I’m there because I fear death, but I love the emotion of
fear even more. But prior to all this – prior to what you
would call our ‘morbid’ curiosity, prior to our fears
and obsessions, prior to what is hidden from us -- is the fact
that we care for them because they need us and we want to care
because we want to be needed.
& OPINION: How do you help those who are afraid?
By being there, as their link to life, accompanying them, as far
as I can, to where they are going, where accompanying is more
of an emotion than motion. For some of them, just being touched
puts them at ease. Most people at the end of their lives are like
children: they want attention, to be held, soothed and reassured.
What most people don’t realize is that dying is more mental
than physical. On the other hand, there are some people who are
so convinced they are going to meet their spouses, or parents
they almost can’t wait to cross over.
& OPINION: How do you deal with all the deaths you witness?
I accept them the way they are and have no right to ask them to
stay longer. But it took me a while to learn that. My attachment
to them is now defined by that limitation which allows me to cope
with death on a daily basis What is sometimes more difficult to
deal with is the attachments they form with us: they want us to
always be there for them but we can’t. We have other patients,
we have lives outside palliative care – but it’s hard
for them to understand that. Sometimes we have to remind ourselves
that we have our own lives, our own families that need us.
& OPINION: Is there a gender factor?
Most definitely. Women are drawn to this kind of work much more
than men, but not exclusively. From a caregiver’s standpoint,
I have more facility with males because they are more direct,
more honest about their needs. In terms of their response to dying,
women remain more attached to material things than men, more concerned
about the neatness of the room, their physical environment, their
appearance. Men are more focussed on the bonds between themselves
and the people that remain in their lives. I suppose you could
say men are more spiritual at the end.
& OPINION: Will you be disappointed if someone like yourself
isn’t around when your time comes?
No, I have myself and I have my God, and I don't expect anyone
to be there. I don’t believe I need someone like myself
because I've been preparing for this all my life. This might sound
strange but I've been wishing for death all of my life because
I love life and dying is part of it.
& OPINION: Your views on euthanasia?
I personally don’t believe in euthanasia. Only God can make
& OPINION: Have you ever helped anyone cross over?
As you can well imagine, it doesn’t take long for myself
and my colleagues to become very close to the people we look after
– as well as their immediate families. It happens, in special
circumstances, that we make cocktails available.
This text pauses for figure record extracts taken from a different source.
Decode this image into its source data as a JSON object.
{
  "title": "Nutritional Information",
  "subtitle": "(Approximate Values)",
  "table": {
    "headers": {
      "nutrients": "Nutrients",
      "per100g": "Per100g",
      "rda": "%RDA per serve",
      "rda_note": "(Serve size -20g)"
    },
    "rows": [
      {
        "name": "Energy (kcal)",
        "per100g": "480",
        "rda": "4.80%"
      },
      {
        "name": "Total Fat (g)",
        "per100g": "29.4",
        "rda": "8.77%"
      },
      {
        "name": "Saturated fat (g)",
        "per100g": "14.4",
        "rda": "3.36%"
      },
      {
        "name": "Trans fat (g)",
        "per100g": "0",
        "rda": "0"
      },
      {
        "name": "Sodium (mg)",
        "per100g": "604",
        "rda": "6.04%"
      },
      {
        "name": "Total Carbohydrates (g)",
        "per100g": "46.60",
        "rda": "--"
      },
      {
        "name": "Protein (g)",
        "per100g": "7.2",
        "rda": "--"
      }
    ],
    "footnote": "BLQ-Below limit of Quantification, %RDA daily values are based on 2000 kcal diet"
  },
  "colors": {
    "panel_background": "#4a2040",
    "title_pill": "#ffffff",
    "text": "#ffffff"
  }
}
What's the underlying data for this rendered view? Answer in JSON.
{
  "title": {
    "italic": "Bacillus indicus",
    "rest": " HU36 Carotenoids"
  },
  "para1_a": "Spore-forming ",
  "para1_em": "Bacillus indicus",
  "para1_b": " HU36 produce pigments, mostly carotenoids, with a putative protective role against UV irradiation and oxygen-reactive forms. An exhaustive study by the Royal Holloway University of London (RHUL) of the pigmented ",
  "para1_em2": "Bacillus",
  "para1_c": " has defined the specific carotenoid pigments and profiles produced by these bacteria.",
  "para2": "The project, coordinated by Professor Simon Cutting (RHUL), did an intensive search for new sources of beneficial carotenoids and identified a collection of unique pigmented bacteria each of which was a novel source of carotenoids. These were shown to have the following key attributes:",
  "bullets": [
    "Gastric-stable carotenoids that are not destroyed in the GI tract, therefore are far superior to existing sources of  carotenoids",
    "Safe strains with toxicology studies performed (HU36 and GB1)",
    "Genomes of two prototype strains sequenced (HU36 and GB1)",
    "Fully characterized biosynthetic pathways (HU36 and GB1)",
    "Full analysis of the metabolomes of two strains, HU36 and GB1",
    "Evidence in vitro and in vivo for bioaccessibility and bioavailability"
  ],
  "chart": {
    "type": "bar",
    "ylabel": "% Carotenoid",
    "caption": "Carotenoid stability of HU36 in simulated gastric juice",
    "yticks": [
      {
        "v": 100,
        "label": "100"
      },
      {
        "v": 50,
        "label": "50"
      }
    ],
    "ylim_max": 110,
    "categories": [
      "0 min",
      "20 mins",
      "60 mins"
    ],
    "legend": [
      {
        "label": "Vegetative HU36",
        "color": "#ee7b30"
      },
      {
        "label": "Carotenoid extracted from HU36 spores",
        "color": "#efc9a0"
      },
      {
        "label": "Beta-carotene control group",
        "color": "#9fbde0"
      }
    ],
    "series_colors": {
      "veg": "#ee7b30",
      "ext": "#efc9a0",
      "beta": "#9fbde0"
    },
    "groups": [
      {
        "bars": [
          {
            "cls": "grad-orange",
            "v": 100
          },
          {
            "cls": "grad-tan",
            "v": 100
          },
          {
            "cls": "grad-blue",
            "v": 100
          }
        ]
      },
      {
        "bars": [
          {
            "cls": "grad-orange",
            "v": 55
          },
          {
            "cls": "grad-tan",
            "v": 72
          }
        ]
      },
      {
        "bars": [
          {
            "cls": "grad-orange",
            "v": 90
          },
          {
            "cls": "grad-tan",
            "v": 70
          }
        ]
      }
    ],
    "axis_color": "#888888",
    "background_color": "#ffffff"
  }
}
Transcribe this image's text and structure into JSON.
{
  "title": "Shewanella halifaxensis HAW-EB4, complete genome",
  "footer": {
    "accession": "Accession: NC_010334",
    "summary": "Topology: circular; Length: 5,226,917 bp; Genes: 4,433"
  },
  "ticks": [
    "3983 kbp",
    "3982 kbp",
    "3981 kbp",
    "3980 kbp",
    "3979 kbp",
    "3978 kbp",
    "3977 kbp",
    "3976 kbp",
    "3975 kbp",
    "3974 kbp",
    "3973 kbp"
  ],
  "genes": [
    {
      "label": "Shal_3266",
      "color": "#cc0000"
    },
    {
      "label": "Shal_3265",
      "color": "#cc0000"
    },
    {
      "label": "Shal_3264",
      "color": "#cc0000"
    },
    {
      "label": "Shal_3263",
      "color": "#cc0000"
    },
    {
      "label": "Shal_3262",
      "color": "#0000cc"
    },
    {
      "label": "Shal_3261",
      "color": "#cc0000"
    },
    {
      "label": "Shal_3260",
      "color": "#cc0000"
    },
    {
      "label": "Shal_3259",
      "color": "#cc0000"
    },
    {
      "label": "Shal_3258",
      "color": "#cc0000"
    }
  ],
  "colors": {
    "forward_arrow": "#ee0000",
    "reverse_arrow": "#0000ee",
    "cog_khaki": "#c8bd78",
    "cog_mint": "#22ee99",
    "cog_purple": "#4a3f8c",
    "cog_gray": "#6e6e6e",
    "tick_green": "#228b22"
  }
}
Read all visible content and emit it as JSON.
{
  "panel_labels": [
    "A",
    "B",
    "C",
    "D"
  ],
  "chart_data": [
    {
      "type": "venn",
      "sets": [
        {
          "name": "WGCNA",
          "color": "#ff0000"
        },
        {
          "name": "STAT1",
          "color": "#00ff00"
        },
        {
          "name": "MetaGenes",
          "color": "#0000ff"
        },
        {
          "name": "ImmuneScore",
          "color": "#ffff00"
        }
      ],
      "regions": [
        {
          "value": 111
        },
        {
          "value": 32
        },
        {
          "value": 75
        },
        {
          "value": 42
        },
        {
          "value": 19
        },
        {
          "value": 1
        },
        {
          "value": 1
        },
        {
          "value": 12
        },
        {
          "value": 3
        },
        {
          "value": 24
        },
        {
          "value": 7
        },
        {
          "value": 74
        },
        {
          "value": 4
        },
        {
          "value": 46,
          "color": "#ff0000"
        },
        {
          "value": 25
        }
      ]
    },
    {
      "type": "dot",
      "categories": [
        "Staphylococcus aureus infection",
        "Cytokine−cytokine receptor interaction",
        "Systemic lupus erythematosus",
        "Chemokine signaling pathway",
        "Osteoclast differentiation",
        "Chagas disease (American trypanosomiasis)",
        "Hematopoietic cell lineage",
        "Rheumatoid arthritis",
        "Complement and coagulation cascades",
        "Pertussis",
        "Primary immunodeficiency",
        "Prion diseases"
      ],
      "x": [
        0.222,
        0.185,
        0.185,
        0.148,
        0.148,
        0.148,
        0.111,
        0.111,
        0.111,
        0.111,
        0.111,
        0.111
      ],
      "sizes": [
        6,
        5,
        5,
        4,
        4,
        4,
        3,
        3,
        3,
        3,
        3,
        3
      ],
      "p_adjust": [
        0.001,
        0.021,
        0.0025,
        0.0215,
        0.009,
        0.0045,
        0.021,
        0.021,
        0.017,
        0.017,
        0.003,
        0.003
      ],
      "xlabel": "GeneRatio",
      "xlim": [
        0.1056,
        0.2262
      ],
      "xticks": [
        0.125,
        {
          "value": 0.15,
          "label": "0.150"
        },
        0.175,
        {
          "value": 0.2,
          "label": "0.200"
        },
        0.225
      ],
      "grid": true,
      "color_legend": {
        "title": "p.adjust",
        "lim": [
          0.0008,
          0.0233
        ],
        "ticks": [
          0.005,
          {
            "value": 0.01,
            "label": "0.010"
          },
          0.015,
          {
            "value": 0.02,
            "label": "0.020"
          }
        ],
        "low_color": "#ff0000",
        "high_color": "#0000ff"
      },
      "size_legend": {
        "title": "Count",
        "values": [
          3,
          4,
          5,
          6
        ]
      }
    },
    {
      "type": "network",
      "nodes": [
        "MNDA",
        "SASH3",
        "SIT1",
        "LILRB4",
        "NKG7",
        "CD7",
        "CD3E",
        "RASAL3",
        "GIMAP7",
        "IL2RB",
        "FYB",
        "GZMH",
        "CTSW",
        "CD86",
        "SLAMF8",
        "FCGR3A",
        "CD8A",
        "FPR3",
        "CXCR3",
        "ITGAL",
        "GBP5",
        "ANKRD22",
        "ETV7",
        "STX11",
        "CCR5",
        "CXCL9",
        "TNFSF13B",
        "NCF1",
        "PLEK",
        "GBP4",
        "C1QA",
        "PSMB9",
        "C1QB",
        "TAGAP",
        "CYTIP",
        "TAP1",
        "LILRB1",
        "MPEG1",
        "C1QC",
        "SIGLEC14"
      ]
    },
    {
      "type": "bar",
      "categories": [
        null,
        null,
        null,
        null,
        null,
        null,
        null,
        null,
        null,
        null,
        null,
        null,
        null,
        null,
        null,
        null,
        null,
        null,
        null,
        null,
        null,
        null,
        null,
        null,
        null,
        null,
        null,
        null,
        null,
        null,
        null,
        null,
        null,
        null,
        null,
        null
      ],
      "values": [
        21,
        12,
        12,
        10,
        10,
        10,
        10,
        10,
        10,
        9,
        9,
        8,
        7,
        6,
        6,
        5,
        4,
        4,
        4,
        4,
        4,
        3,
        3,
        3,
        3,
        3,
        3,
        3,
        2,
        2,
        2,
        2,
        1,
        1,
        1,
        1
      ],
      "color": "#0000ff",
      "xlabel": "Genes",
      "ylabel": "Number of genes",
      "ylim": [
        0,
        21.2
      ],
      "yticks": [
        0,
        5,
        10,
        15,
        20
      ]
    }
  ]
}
We do not administer
them. But I would rather not discuss this in any more detail.
& OPINION: When you look at how other people live their lives,
do you consider yourself normal?
Absolutely not. We don’t have regular friends, regular relationships,
regular anything. And we always seem to find each other. I guess
we live on the edge of something even though I’m not sure
what that something is – only that were happier there than
anywhere else. But don’t get me wrong. I’m not saying
that we’re better than other people, only that we are special.
We have a gift and we know it, like a musician knows of his gift,
but the nature of the gift is that it must be shared, otherwise
it is a gift that isn’t given.
& OPINION: Thank you, Mique. This has been a pleasure and
learning experience. I’m still not sure if I can make the
leap to what makes you tick, but thank God you and your fellow
‘angels of mercy’ exist. May your tribe increase.
I thank you for giving me the opportunity to talk about my life.